Taking each program and assigning a ball park figure in hours to the check lists of activities that the young women and young men have to accomplish in order to complete their respective programs I come up with the following figures:
YW Personal Progress:154 hours
That includes 42 value activities and 70 hours of service projects.
YW Camp Program: 196 hours.
That includes 4 years of YW camping activities and 2 years of camp leading.
YM Duty to God: 934 hrs.
That includes time spent attending to priesthood duties, accomplishment of about 130 activities, 4 years of seminary, reading the Book of Mormon twice and 60 hours of service projects.
YM Eagle Award: 594 hrs.
That includes requirements, service hours, final Eagle project, etc for all 7 ranks in the Boy Scout Program and 21merit badges.
GRAND TOTAL—
YW Pers. Progress + Camping = 350 hours
YM Duty to God + Eagle = 1528 hours
Disregarding substance (another topic below) even if we acknowledge that boys and girls are different and need different programs to help them mature into spiritually mature and responsible adults, does one gender really need 4.5 times more of a program than the other gender? To quote a hymn– the thought makes reason stare!
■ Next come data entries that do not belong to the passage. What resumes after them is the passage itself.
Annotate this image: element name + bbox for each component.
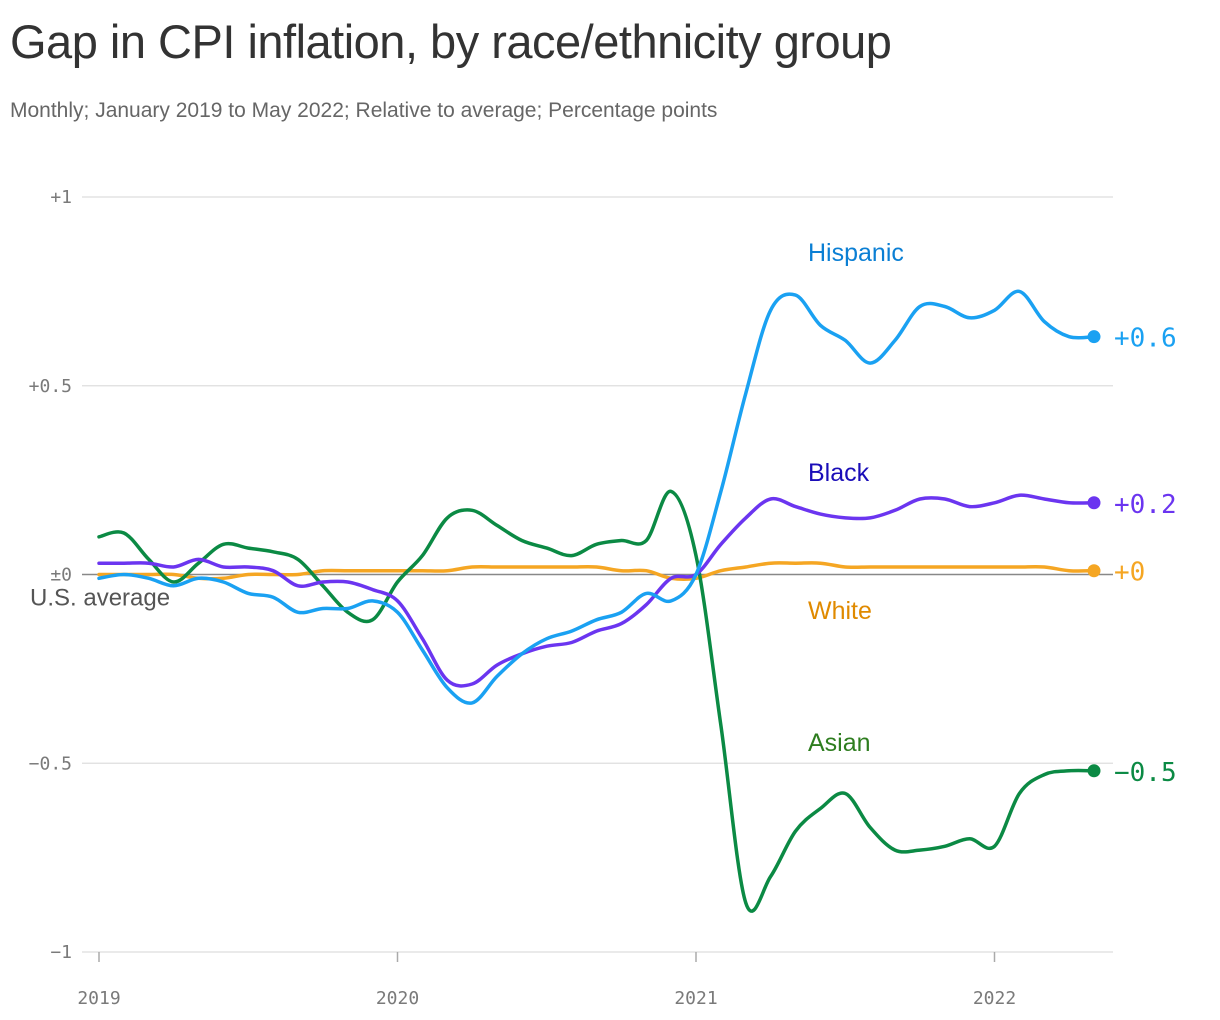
series-label-hispanic: Hispanic bbox=[808, 239, 904, 267]
series-label-asian: Asian bbox=[808, 729, 871, 757]
x-tick-label: 2019 bbox=[77, 988, 120, 1009]
series-label-black: Black bbox=[808, 459, 870, 487]
x-tick-label: 2021 bbox=[674, 988, 717, 1009]
y-tick-label: +1 bbox=[50, 187, 72, 208]
y-tick-label: −1 bbox=[50, 942, 72, 963]
end-value-label-asian: −0.5 bbox=[1114, 758, 1177, 788]
end-value-label-hispanic: +0.6 bbox=[1114, 324, 1177, 354]
us-average-label: U.S. average bbox=[30, 585, 170, 612]
y-tick-label: −0.5 bbox=[29, 753, 72, 774]
series-line-hispanic bbox=[97, 289, 1096, 705]
series-line-black bbox=[97, 493, 1096, 688]
end-point-black bbox=[1087, 496, 1101, 510]
end-point-asian bbox=[1087, 764, 1101, 778]
series-line-asian bbox=[97, 489, 1096, 913]
series-line-white bbox=[97, 561, 1096, 581]
y-tick-label: ±0 bbox=[50, 565, 72, 586]
y-tick-label: +0.5 bbox=[29, 376, 72, 397]
series-label-white: White bbox=[808, 597, 872, 625]
x-tick-label: 2022 bbox=[973, 988, 1016, 1009]
end-point-white bbox=[1087, 564, 1101, 578]
gridlines bbox=[82, 196, 1113, 953]
y-axis-ticks: +1 +0.5 ±0 −0.5 −1 bbox=[29, 187, 72, 963]
x-tick-label: 2020 bbox=[376, 988, 419, 1009]
end-value-label-black: +0.2 bbox=[1114, 490, 1177, 520]
chart-subtitle: Monthly; January 2019 to May 2022; Relat… bbox=[10, 99, 718, 122]
series-labels: +0 White −0.5 Asian +0.2 Black +0.6 Hispanic bbox=[808, 239, 1177, 788]
end-value-label-white: +0 bbox=[1114, 558, 1145, 588]
end-point-hispanic bbox=[1087, 330, 1101, 344]
x-axis-ticks: 2019 2020 2021 2022 bbox=[77, 952, 1016, 1009]
chart-title: Gap in CPI inflation, by race/ethnicity … bbox=[10, 15, 892, 68]
series-lines bbox=[97, 289, 1101, 913]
Add in the quality issue and the contrast is even more stark. Looking at the quality of the YM and YW forests we find that Young men in their program are taught citizenship, patriotism, money management, environmental awareness, international relations, physical fitness and a host of other topics per their own personal interest. The boys also get to serve in the community on a broader scale and go on more and better outdoor adventures. Our young women have never left the island of Oahu. Our young men routinely during the summer months go on high adventures to other islands.The boys are required to read the Book of Mormon twice and attend seminary. Those activities, while encouraged, are not a part of the Young Women’s Personal Progress Program.
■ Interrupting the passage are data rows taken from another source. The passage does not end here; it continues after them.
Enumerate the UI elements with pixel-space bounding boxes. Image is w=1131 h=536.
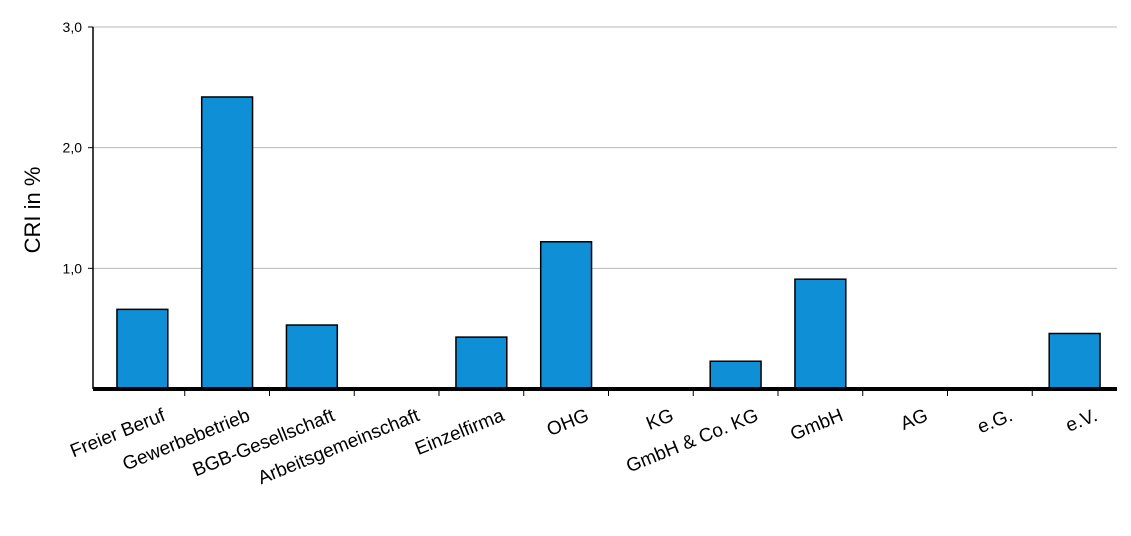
bar (709, 360, 762, 390)
bar (455, 336, 508, 390)
bar (116, 308, 169, 390)
x-tick-label: e.G. (975, 405, 1016, 438)
x-tick-label: GmbH (787, 405, 846, 445)
bar (794, 278, 847, 390)
x-tick-label: KG (643, 405, 676, 435)
y-tick-labels: 1,0 2,0 3,0 (63, 19, 93, 276)
bar (1048, 332, 1101, 390)
bar (200, 96, 254, 390)
x-tick-label: Einzelfirma (412, 405, 507, 460)
y-tick-label: 1,0 (63, 260, 83, 276)
bar (539, 241, 593, 390)
y-tick-label: 3,0 (63, 19, 83, 35)
grid-lines (93, 26, 1117, 269)
x-tick-label: OHG (544, 405, 592, 441)
bar (285, 324, 339, 390)
bars (116, 96, 1101, 390)
axes (92, 27, 1117, 396)
y-tick-label: 2,0 (63, 140, 83, 156)
x-tick-labels: Freier BerufGewerbebetriebBGB-Gesellscha… (67, 405, 1100, 489)
x-tick-label: AG (898, 405, 931, 435)
y-axis-title: CRI in % (20, 167, 45, 254)
x-tick-label: e.V. (1063, 405, 1101, 436)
It’s true that each program is nothing but a series of check lists. So what… many, if not most, important endeavors in life are based on a series of check lists: getting a job, obtaining a drivers license, obtaining a professional license, getting a college degree, qualifying to teach in the public school system, obtaining a temple recommend.
The lists for each program can be implemented in an interesting or lame way. The problem that I have right now is that I think the YM program is a little too ambitious (even without Boy Scouting) and the YW program is very much under ambitious and too narrow to make it interesting.
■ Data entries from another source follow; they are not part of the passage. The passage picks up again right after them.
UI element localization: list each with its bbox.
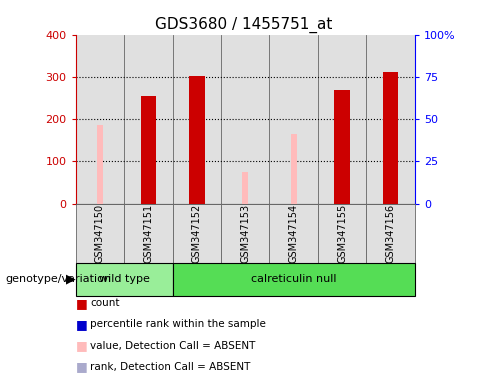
Text: ▶: ▶ (66, 273, 76, 286)
Bar (124, 35, 173, 204)
Bar (334, 90, 350, 204)
Text: ■: ■ (76, 318, 87, 331)
Bar (76, 35, 124, 204)
Bar (97, 126, 103, 204)
Text: GSM347155: GSM347155 (337, 204, 347, 263)
Text: calreticulin null: calreticulin null (251, 274, 336, 285)
Text: GSM347151: GSM347151 (143, 204, 153, 263)
Text: percentile rank within the sample: percentile rank within the sample (90, 319, 266, 329)
Bar (318, 35, 366, 204)
Text: GSM347153: GSM347153 (240, 204, 250, 263)
Text: value, Detection Call = ABSENT: value, Detection Call = ABSENT (90, 341, 256, 351)
Bar (243, 172, 248, 204)
Bar (366, 35, 415, 204)
Text: GDS3680 / 1455751_at: GDS3680 / 1455751_at (155, 17, 333, 33)
Text: genotype/variation: genotype/variation (5, 274, 111, 285)
Text: wild type: wild type (99, 274, 149, 285)
Bar (269, 35, 318, 204)
Bar (141, 96, 156, 204)
Text: GSM347154: GSM347154 (289, 204, 299, 263)
Text: GSM347150: GSM347150 (95, 204, 105, 263)
Text: ■: ■ (76, 297, 87, 310)
Bar (189, 76, 204, 204)
Text: GSM347156: GSM347156 (386, 204, 396, 263)
Bar (173, 35, 221, 204)
Bar (221, 35, 269, 204)
Text: GSM347152: GSM347152 (192, 204, 202, 263)
Text: rank, Detection Call = ABSENT: rank, Detection Call = ABSENT (90, 362, 251, 372)
Text: ■: ■ (76, 360, 87, 373)
Text: ■: ■ (76, 339, 87, 352)
Text: count: count (90, 298, 120, 308)
Bar (383, 72, 398, 204)
Bar (291, 134, 297, 204)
Thanks for your thoughts to help me clarify my own thinking.
I just came home from church and thought I’d get some ideas for an upcoming camp clinic. I guess I stumbled upon this web sight and the Title sparked my interest. Well, I do not have a great feeling about this sight and am saddened by the time and effort put into critisizing. The Lords youth programs. We are all volunteers and it has been my experience that you only get out of something, what you yourself are willing to put into it. If you have problems with the activities, volunteer to help. Get your kids involved with other things too. The church is there to help the families come closer to Christ. It is merely a vehicle to help his children become unified, enjoy others company and worship. Which I feel this web sight does not offer this. We should be helping build not destroy. Pull up your boots and get to work making a possitive difference.